Mark Zuckerberg, the founder of Facebook, is a clever man. You expect him to be. It seems that those who drop out of Harvard to pursue an entrepreneurial career may be cleverer than those who stay on. The exception to the rule is Sir Martin Sorrell of course, but even he implied recently on Desert Island Discs that those who graduate from such these establishments may be too clever by half. He was challenged apparently by his tutors during his time at business school to consider three pillars of his life: career, family and society. From what he suggests, one divorce later, it is the middle one – of relationship building – that gets the shortest shrift.
So in this type of economy, our relationships are allowed to suffer and yesterday I read in the Sunday Times that financial houses are finding it harder to recruit, as fewer people are willing to put up with the required losses in their lifestyle. One wonders about the people they do manage to sign up. So the Facebook generation demands more of their relationships, yet even they are in a hall of mirrors, thinking that they have, say, ‘800 friends’, while spending so much time glued to a screen that they may actually only have four people, or less, in their lives that they can really talk to.

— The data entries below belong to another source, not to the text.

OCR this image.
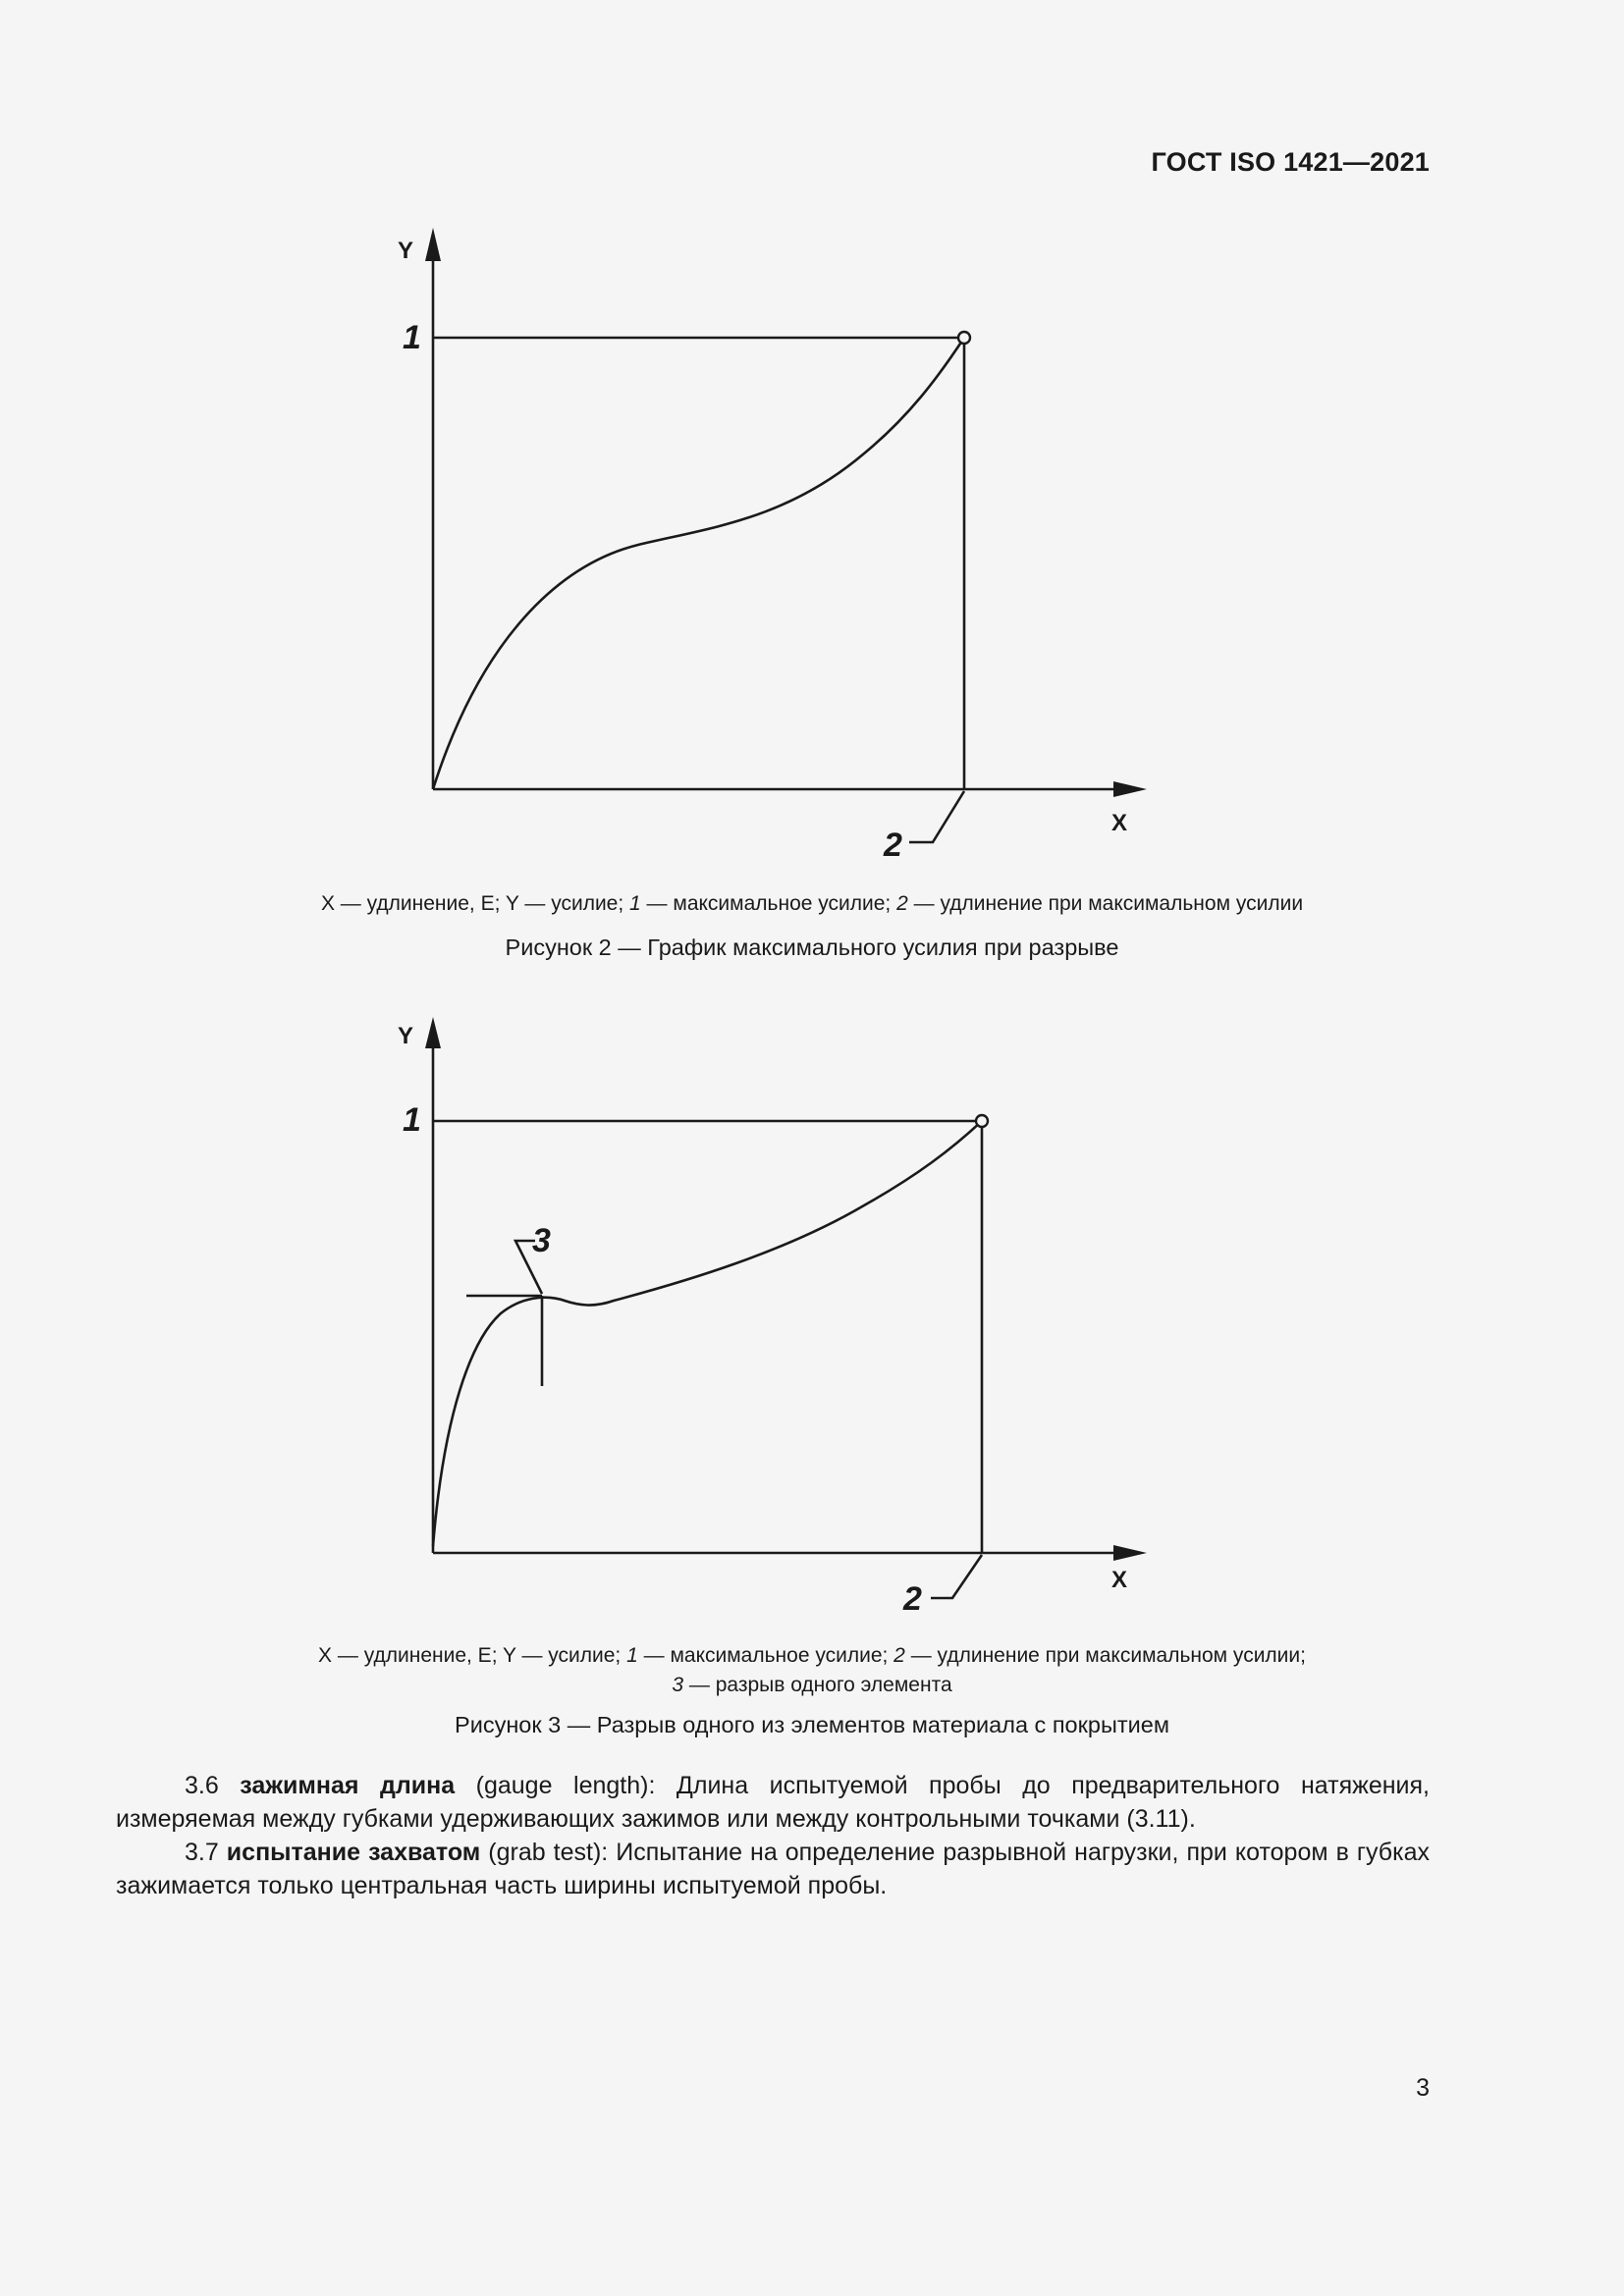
ГОСТ ISO 1421—2021
Y
X
1
2
X — удлинение, E; Y — усилие; 1 — максимальное усилие; 2 — удлинение при максимальном усилии
Рисунок 2 — График максимального усилия при разрыве
Y
X
1
2
3
X — удлинение, E; Y — усилие; 1 — максимальное усилие; 2 — удлинение при максимальном усилии;
3 — разрыв одного элемента
Рисунок 3 — Разрыв одного из элементов материала с покрытием

3.6 зажимная длина (gauge length): Длина испытуемой пробы до предварительного натяжения, измеряемая между губками удерживающих зажимов или между контрольными точками (3.11).

3.7 испытание захватом (grab test): Испытание на определение разрывной нагрузки, при котором в губках зажимается только центральная часть ширины испытуемой пробы.

3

And that circles back nicely to the problem these business schools face. It is the nature of the knowledge required to make a difference. Organisations, to be really effective, take both energy and containment. A balance of both is required, and both, in order to operate, are about relationships. People learning to do their own thing release the energy, and the containment is usually derived from leaders developing a compelling, widely shared story, a narrative of mission. Both these things take the ability to relate, to engage, to look people in the eye and facilitate relationships. This knowledge is often momentary, specific, timely, embodied. It isn’t about (although it can be conceptualised with) theories, concepts, graphs and spreadsheets. Who is teaching this relational knowledge? Business schools aren’t. Facebook kids are too busy relating online to genuinely engage in person.
When it comes to the great challenges we face in the era we’re in, these relational skills will be critical. Angela Merkel will have to look Sarkozy in the eye this week and do a deal. Ultimately it will be about these two human beings and their ability to relate, on which in no small part the economic future of a continent depends.
A scary thought, by the look of them. But perhaps there’s more to them than meets the eye. Let’s hope so.